Por qué te/me quiero, me voy.
Como cada mañana él se marchó a trabajar, ella se disponía hacer sus quehaceres cotidianos, poco a poco avanzó por todo la casa hasta llegar al despacho, se sentó en el gran escritorio dónde su esposo pasaba largas horas ordenando papeles. Tomó una pluma y comenzó a juguetear haciendo algunos garabatos, sin significado lo que en realidad necesitaba era poner en orden sus ideas.
Se planteó la misma pregunta que en sus largas noches de insomnio y soledad repetía una y otra vez
¿Por qué el destino lo ha puesto en mi camino, para después casarme, sabiendo que nuestro matrimonio no perduraría por el resto de mi vida?.
Su cuerpo estaba cansado, su alma deshecha, las fuerzas por defender y cuidar lo que mas quería en la vida, su hogar, su familia se esfumaban como humo de entre sus manos. Su pensamiento hizo una vez más un viaje aventurado hacia rostros, palabras, momentos y lugares lejanos, tratando de encontrar los motivos que hicieron morir al amor.
No había culpables, las cosas se fueron dando así, fue la rutina, la manera tan igual de llevar su vida la que hizo que poco a poco el amor muriera sin darse cuenta.
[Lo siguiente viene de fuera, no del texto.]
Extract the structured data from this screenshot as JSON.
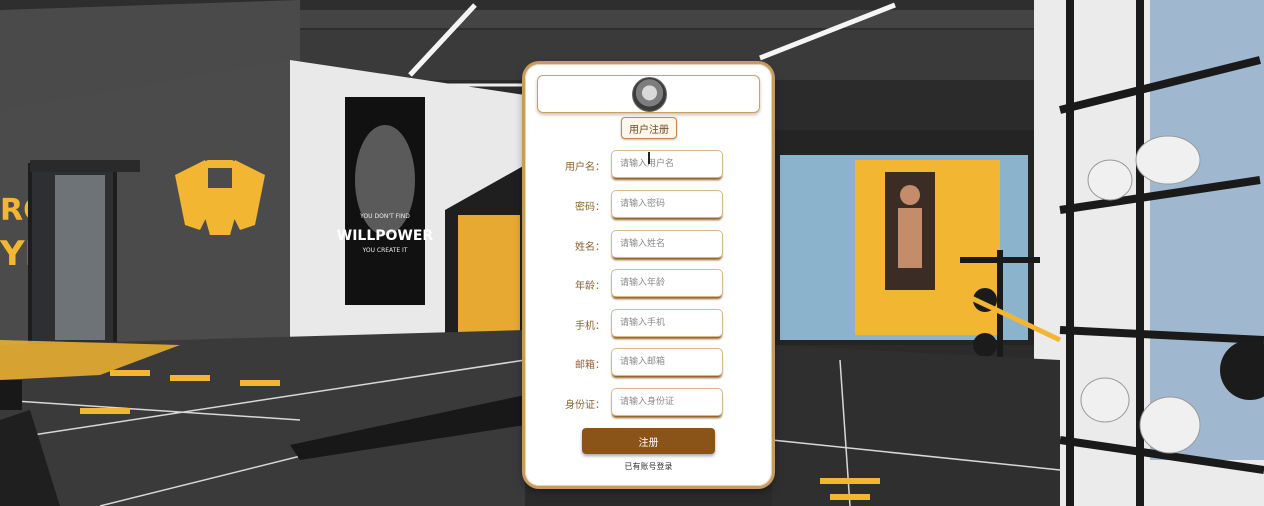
{
  "form": {
    "title_button": "用户注册",
    "fields": [
      {
        "label": "用户名：",
        "placeholder": "请输入用户名",
        "value": ""
      },
      {
        "label": "密码：",
        "placeholder": "请输入密码",
        "value": ""
      },
      {
        "label": "姓名：",
        "placeholder": "请输入姓名",
        "value": ""
      },
      {
        "label": "年龄：",
        "placeholder": "请输入年龄",
        "value": ""
      },
      {
        "label": "手机：",
        "placeholder": "请输入手机",
        "value": ""
      },
      {
        "label": "邮箱：",
        "placeholder": "请输入邮箱",
        "value": ""
      },
      {
        "label": "身份证：",
        "placeholder": "请输入身份证",
        "value": ""
      }
    ],
    "submit_label": "注册",
    "login_link": "已有账号登录"
  },
  "background": {
    "wall_sign_text_1": "RCLE",
    "wall_sign_text_2": "YM",
    "poster_text_1": "YOU DON'T FIND",
    "poster_text_2": "WILLPOWER",
    "poster_text_3": "YOU CREATE IT"
  },
  "colors": {
    "accent": "#8a5419",
    "card_border": "#c79a5e",
    "label": "#8a6332",
    "gym_yellow": "#f2b632"
  }
}
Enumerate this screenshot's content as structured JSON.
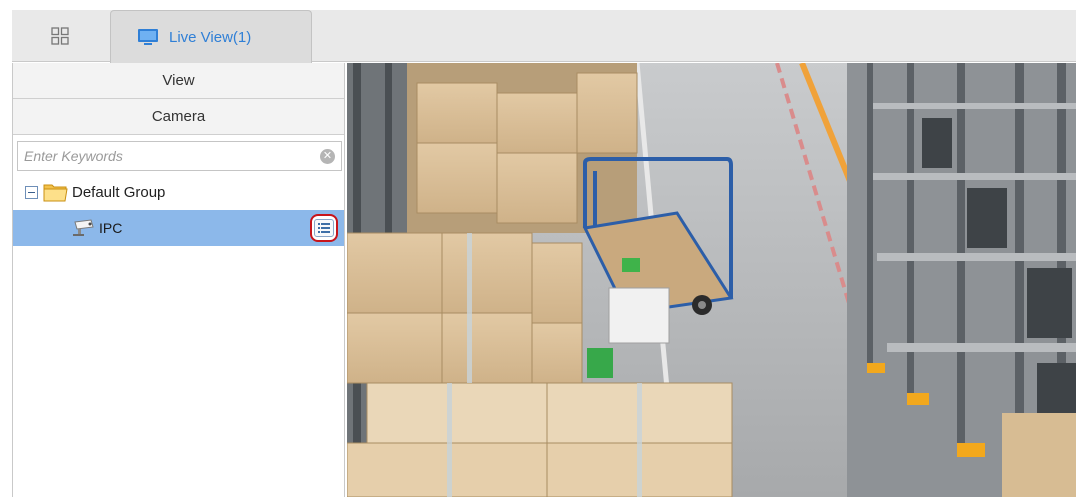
{
  "tabs": {
    "live_view_label": "Live View(1)"
  },
  "left_panel": {
    "view_header": "View",
    "camera_header": "Camera",
    "search": {
      "placeholder": "Enter Keywords",
      "value": ""
    },
    "tree": {
      "group_label": "Default Group",
      "items": [
        {
          "label": "IPC"
        }
      ]
    }
  },
  "icons": {
    "home_tab": "grid-icon",
    "live_tab": "monitor-icon",
    "clear": "clear-icon",
    "tree_toggle": "collapse-icon",
    "group": "folder-icon",
    "device": "camera-icon",
    "item_menu": "list-icon"
  },
  "colors": {
    "accent": "#2f7fd6",
    "selected_row": "#8cb8ea",
    "highlight_ring": "#c7141b"
  }
}
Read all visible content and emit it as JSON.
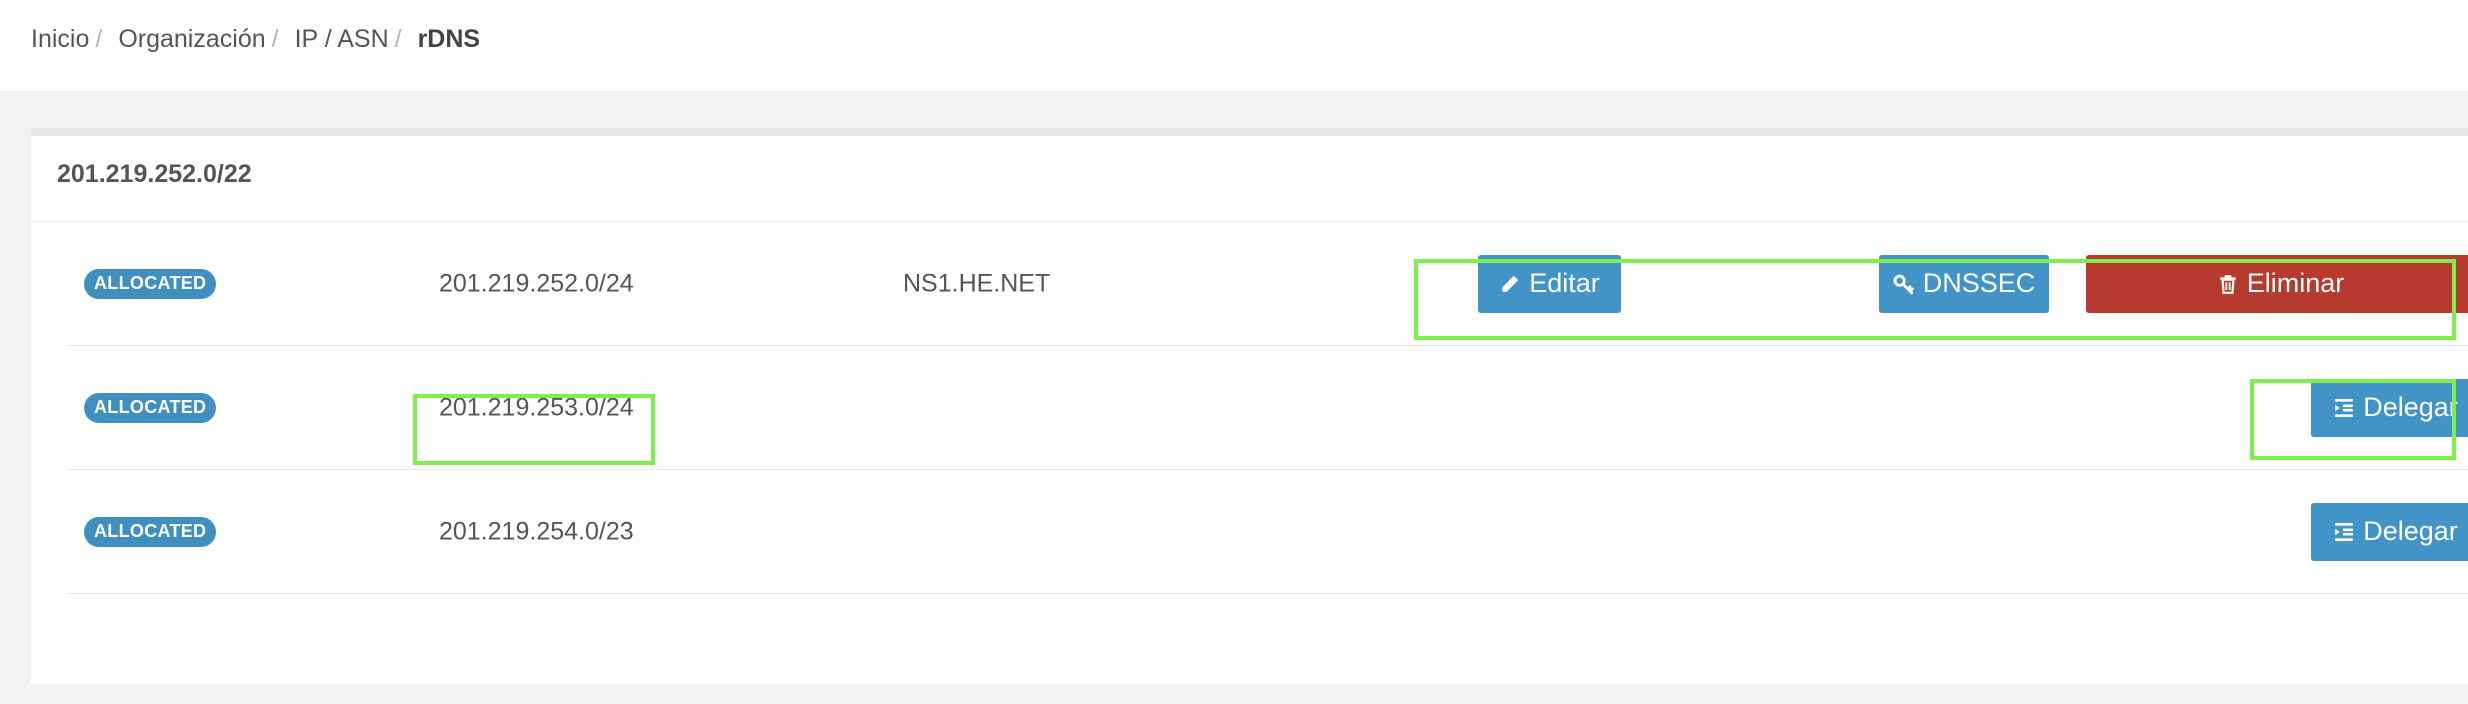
{
  "breadcrumb": {
    "items": [
      "Inicio",
      "Organización",
      "IP / ASN"
    ],
    "current": "rDNS",
    "separator": "/"
  },
  "card": {
    "title": "201.219.252.0/22"
  },
  "rows": [
    {
      "status": "ALLOCATED",
      "prefix": "201.219.252.0/24",
      "nameserver": "NS1.HE.NET",
      "actions": {
        "edit_label": "Editar",
        "dnssec_label": "DNSSEC",
        "delete_label": "Eliminar"
      }
    },
    {
      "status": "ALLOCATED",
      "prefix": "201.219.253.0/24",
      "nameserver": "",
      "actions": {
        "delegate_label": "Delegar"
      }
    },
    {
      "status": "ALLOCATED",
      "prefix": "201.219.254.0/23",
      "nameserver": "",
      "actions": {
        "delegate_label": "Delegar"
      }
    }
  ],
  "colors": {
    "badge": "#3f8fc0",
    "button_primary": "#4293c7",
    "button_danger": "#b63a2e",
    "highlight": "#7df04e"
  },
  "icons": {
    "edit": "pencil-icon",
    "dnssec": "key-icon",
    "delete": "trash-icon",
    "delegate": "indent-list-icon"
  }
}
Vivir juntos era como no vivir. Lo único que los mantenía unidos era la comodidad. Cada día era idear una nueva forma de fastidiarle la vida a él, pero en realidad la más perjudicada era ella.
En ese momento se abrió lentamente la puerta del despacho, era el pequeño retoño de esa infructuosa relación de amor, no pudo evitar que las lagrimas llenaran sus parpados y rodaran por sus mejillas. Lo abrazo fuertemente susurrándole al oído te amo tanto.
Extrañamente como si el pequeño presintiera algo, le dijo; -mamá, quiero que estemos siempre juntos, tú, papá y yo.
-Sí, mi amor, estaremos juntos siempre. Viviremos en hogares distintos, pero nos querremos más que ahora. Tú eres y serás por siempre la huella más perfecta del amor que un día nos unió a tu papá y a mi. Por ti, por mi, por nosotros, ha llegado la hora de partir.
Han sido momentos difíciles para ella, pero ha aprendido a vivir nuevamente sola, hoy puede ver a ese hombre como un buen amigo, disfrutando y compartiendo los mejores momentos en la vida de su hijo.